Appellate Division of the Supreme Court of the State of New York, Second Department.
Ordered that the order is reversed, on the law, with costs, the motion is granted, and the complaint is dismissed.
A review of the record demonstrates that the plaintiffs have failed to establish a prima facie case that they sustained "serious injury" within the meaning of Insurance Law § 5102 (d). The medical report submitted by the parties and the EBT testimony of both plaintiffs detailing their prompt recovery demonstrate that any physical limitations suffered by them were merely mild or slight in nature (see, Thrall v City of Syracuse, 60 N.Y.2d 950, revg 96 A.D.2d 715; Licari v Elliott, 57 N.Y.2d 230; Ciaccio v J & R Home Improvements, 149 A.D.2d 558). While an affidavit of the plaintiffs' former treating physician attempted to characterize their injuries as serious, the affidavit was prepared more than 2½ years after he last saw the plaintiffs and did not indicate that the opinion expressed therein was based upon any recent medical examination of them (see, Covington v Cinnirella, 146 A.D.2d 565). Moreover, neither that affidavit nor the medical reports previously prepared by the physician demonstrated that the purported limitations suffered by the plaintiffs were objectively measured or quantified (see, Covington v Cinnirella, supra).

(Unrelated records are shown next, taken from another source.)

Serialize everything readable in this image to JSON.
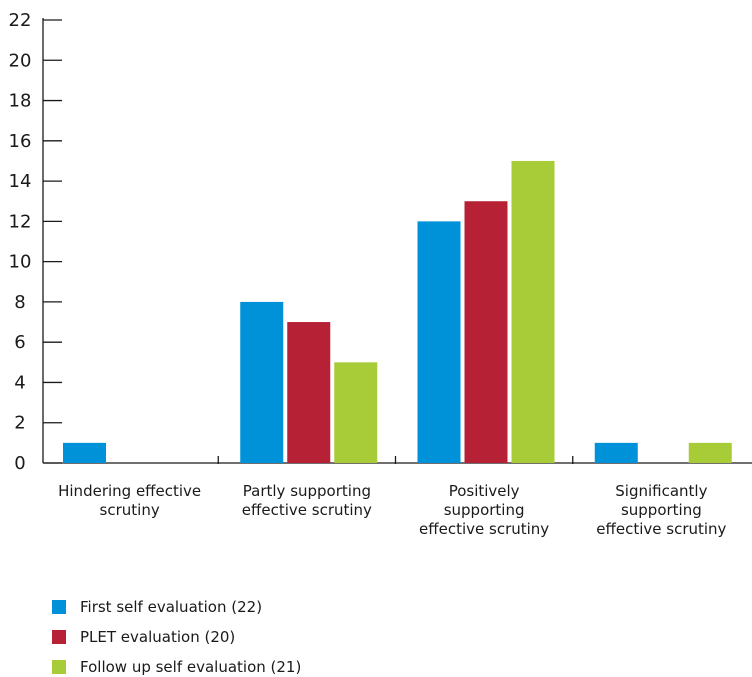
{
  "chart_data": {
    "type": "bar",
    "title": "",
    "xlabel": "",
    "ylabel": "",
    "ylim": [
      0,
      22
    ],
    "y_ticks": [
      0,
      2,
      4,
      6,
      8,
      10,
      12,
      14,
      16,
      18,
      20,
      22
    ],
    "grid": false,
    "legend_position": "bottom-left",
    "categories": [
      [
        "Hindering effective",
        "scrutiny"
      ],
      [
        "Partly supporting",
        "effective scrutiny"
      ],
      [
        "Positively",
        "supporting",
        "effective scrutiny"
      ],
      [
        "Significantly",
        "supporting",
        "effective scrutiny"
      ]
    ],
    "series": [
      {
        "name": "First self evaluation (22)",
        "color": "#0092d8",
        "values": [
          1,
          8,
          12,
          1
        ]
      },
      {
        "name": "PLET evaluation (20)",
        "color": "#b72136",
        "values": [
          0,
          7,
          13,
          0
        ]
      },
      {
        "name": "Follow up self evaluation (21)",
        "color": "#a8cb38",
        "values": [
          0,
          5,
          15,
          1
        ]
      }
    ]
  }
}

Finally, the plaintiffs' continuing subjective complaints of occasional pain cannot suffice to establish "serious injury" under the statute (see, Scheer v Koubek, 70 N.Y.2d 678; Palmer v Amaker, 141 A.D.2d 622; Gootz v Kelly, 140 A.D.2d 874). Accordingly, the Supreme Court erred in denying the defendant's motion for summary judgment dismissing the complaint.